Barros ainda permaneceu no cargo por mais um ano, quando em 7 de agosto do ano passado, foi convidado a um podcast da empresa para explicar a função do órgão e a importância dos serviços de armazenamento digital na Saúde. Quatro dias depois, foi exonerado do cargo; menos de um mês depois, assumia o posto de Gerente de Desenvolvimento de Negócios Estratégicos da Amazon Web Services. Mesmo que não haja uma ilegalidade expressa, especialistas acham que o caso deveria ser analisado por órgãos competentes, e ser questionado pelo claro conflito de interesses.

“Um servidor assumir um cargo na empresa que tem relação com o ministério em que atuava, logo após sua saída do governo, pode atentar contra os princípios da administração pública”, afirmou à reportagem o advogado Martim Arantes, que tem experiência na relação entre poder público e sociedade civil. Além disso, o governo ignorou a estrutura pública, como a do Serviço Federal de Processamento de Dados (Serpro) e da Empresa de Tecnologia e Informações da Previdência (Dataprev), com expertises em processamento de dados e ampla experiência na gestão de informações digitais da população.

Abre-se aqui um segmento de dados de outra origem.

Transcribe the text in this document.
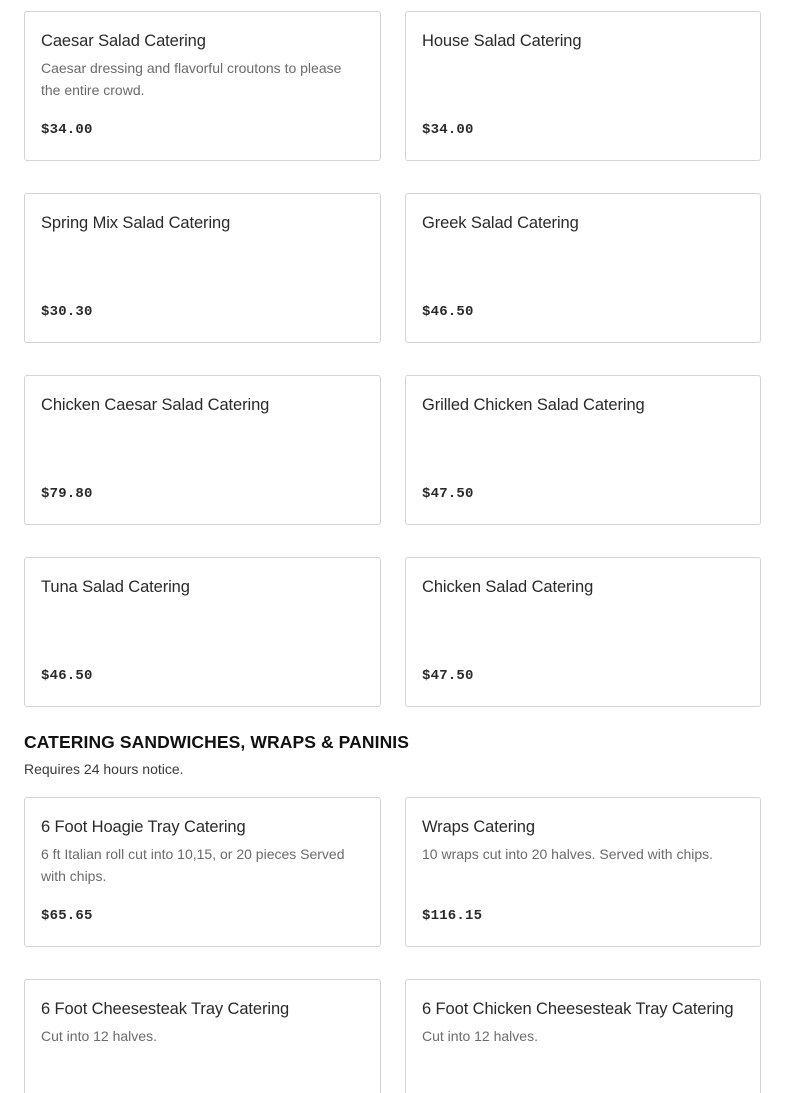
Caesar Salad Catering
Caesar dressing and flavorful croutons to please the entire crowd.
$34.00
House Salad Catering
$34.00
Spring Mix Salad Catering
$30.30
Greek Salad Catering
$46.50
Chicken Caesar Salad Catering
$79.80
Grilled Chicken Salad Catering
$47.50
Tuna Salad Catering
$46.50
Chicken Salad Catering
$47.50
CATERING SANDWICHES, WRAPS & PANINIS
Requires 24 hours notice.
6 Foot Hoagie Tray Catering
6 ft Italian roll cut into 10,15, or 20 pieces Served with chips.
$65.65
Wraps Catering
10 wraps cut into 20 halves. Served with chips.
$116.15
6 Foot Cheesesteak Tray Catering
Cut into 12 halves.
6 Foot Chicken Cheesesteak Tray Catering
Cut into 12 halves.
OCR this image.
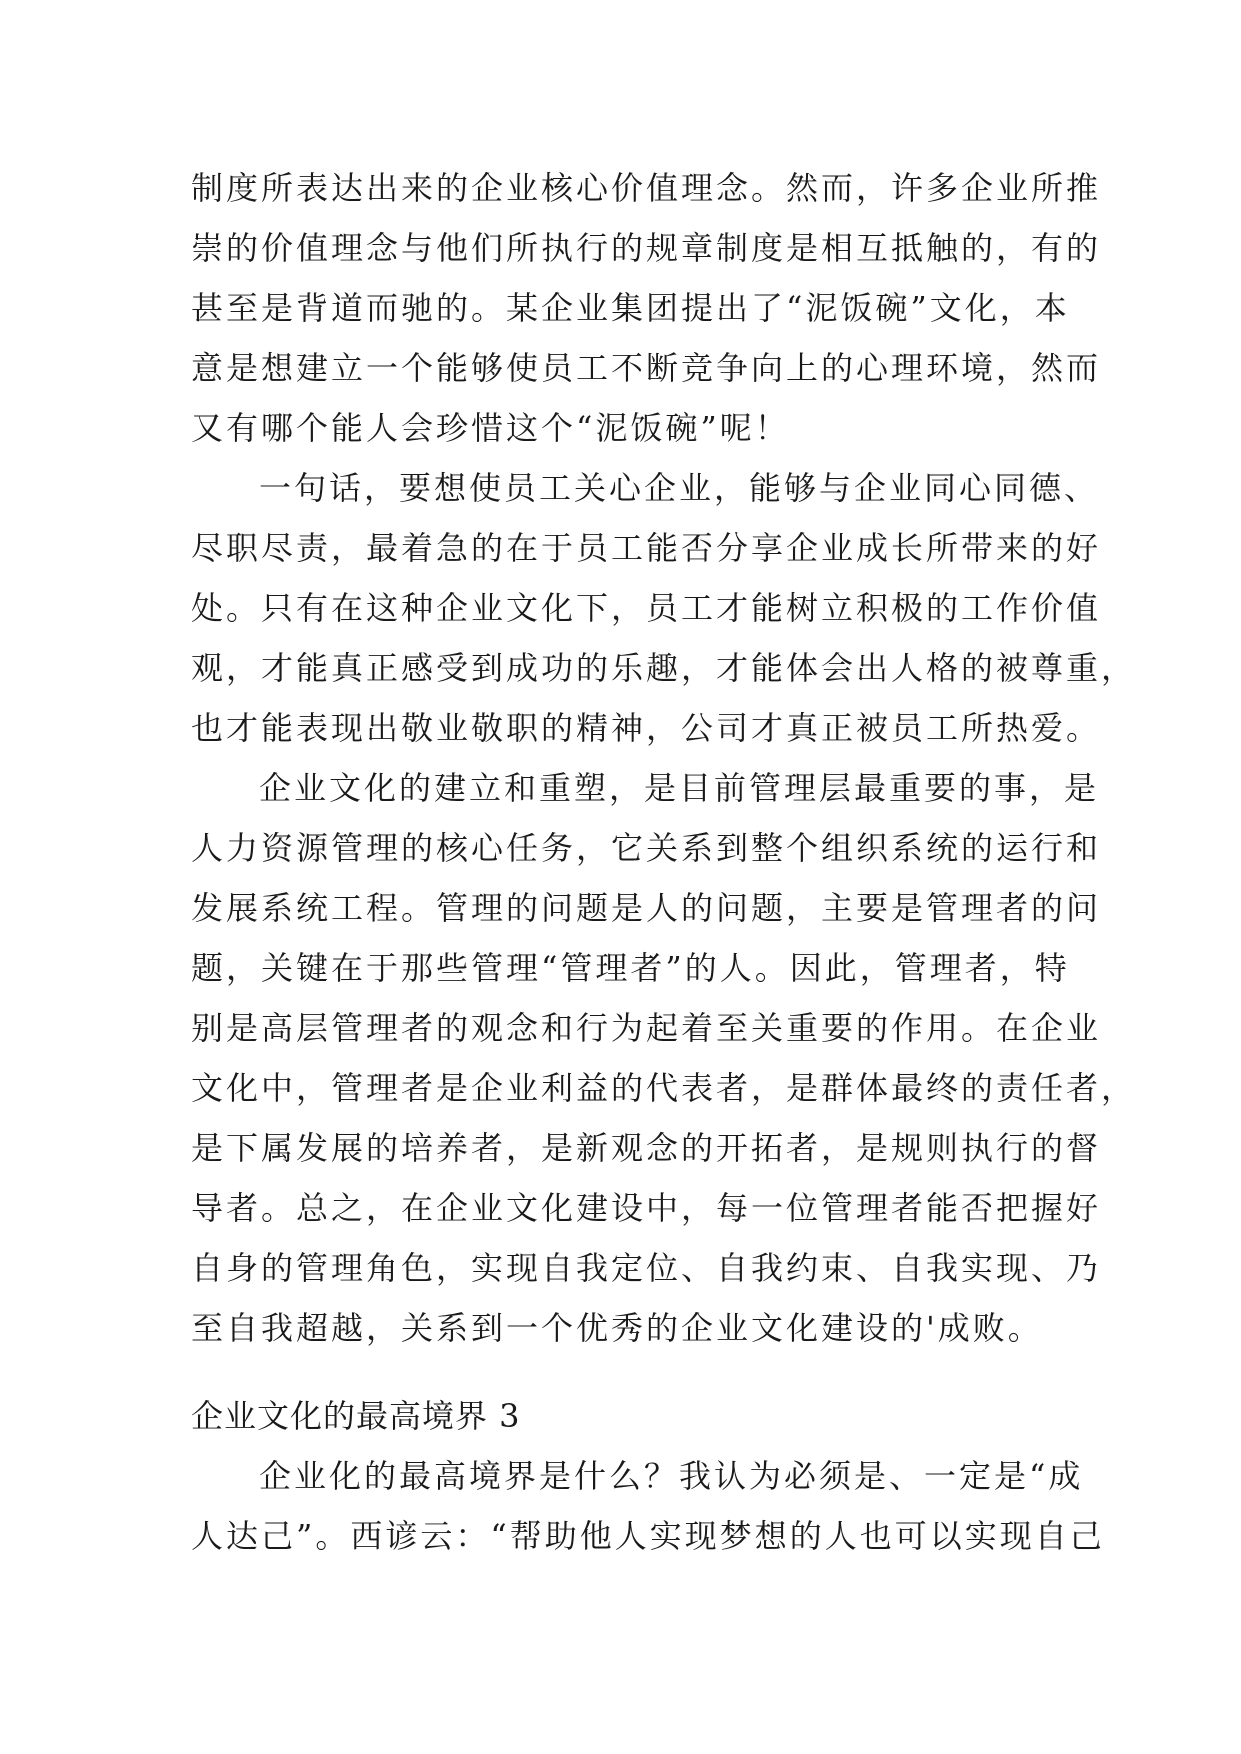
制度所表达出来的企业核心价值理念。然而，许多企业所推
崇的价值理念与他们所执行的规章制度是相互抵触的，有的
甚至是背道而驰的。某企业集团提出了“泥饭碗”文化，本
意是想建立一个能够使员工不断竞争向上的心理环境，然而
又有哪个能人会珍惜这个“泥饭碗”呢！
一句话，要想使员工关心企业，能够与企业同心同德、
尽职尽责，最着急的在于员工能否分享企业成长所带来的好
处。只有在这种企业文化下，员工才能树立积极的工作价值
观，才能真正感受到成功的乐趣，才能体会出人格的被尊重，
也才能表现出敬业敬职的精神，公司才真正被员工所热爱。
企业文化的建立和重塑，是目前管理层最重要的事，是
人力资源管理的核心任务，它关系到整个组织系统的运行和
发展系统工程。管理的问题是人的问题，主要是管理者的问
题，关键在于那些管理“管理者”的人。因此，管理者，特
别是高层管理者的观念和行为起着至关重要的作用。在企业
文化中，管理者是企业利益的代表者，是群体最终的责任者，
是下属发展的培养者，是新观念的开拓者，是规则执行的督
导者。总之，在企业文化建设中，每一位管理者能否把握好
自身的管理角色，实现自我定位、自我约束、自我实现、乃
至自我超越，关系到一个优秀的企业文化建设的'成败。
企业文化的最高境界 3
企业化的最高境界是什么？我认为必须是、一定是“成
人达己”。西谚云：“帮助他人实现梦想的人也可以实现自己
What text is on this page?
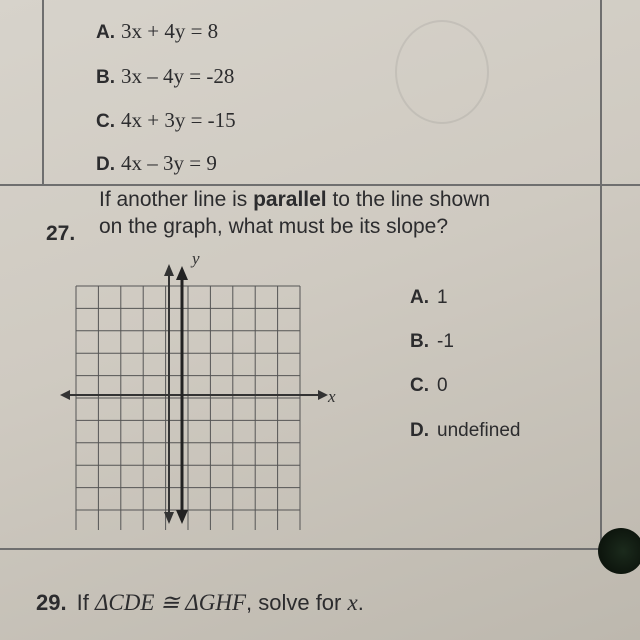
A. 3x + 4y = 8
B. 3x – 4y = -28
C. 4x + 3y = -15
D. 4x – 3y = 9
27.
If another line is parallel to the line shown
on the graph, what must be its slope?
y
x
A. 1
B. -1
C. 0
D. undefined
29. If ΔCDE ≅ ΔGHF, solve for x.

Deixando de lado a questão da ética questionável, é importante observar que a entrega da estrutura pública para os serviços privados pode impactar a população, ainda mais quando o país atravessa uma pandemia. Em dezembro do ano passado, por exemplo, um ataque cibernético derrubou o site do ministério da Saúde e o aplicativo ConecteSUS – responsável por fornecer o Certificado Nacional de Vacinação Covid-19. O ataque ocorreu na infraestrutura de nuvem privada contratada pela empresa Primesys, sob um acordo com o governo brasileiro que não incluía serviços de segurança, apenas hospedagem. E a crise de apagão caiu como uma luva para as intenções negacionistas de Bolsonaro, que adiava a aprovação da exigência de passaporte vacinal às pessoas enquanto o mundo enfrentava uma nova onda causada pela variante ômicron, como mostrou o Outra Saúde.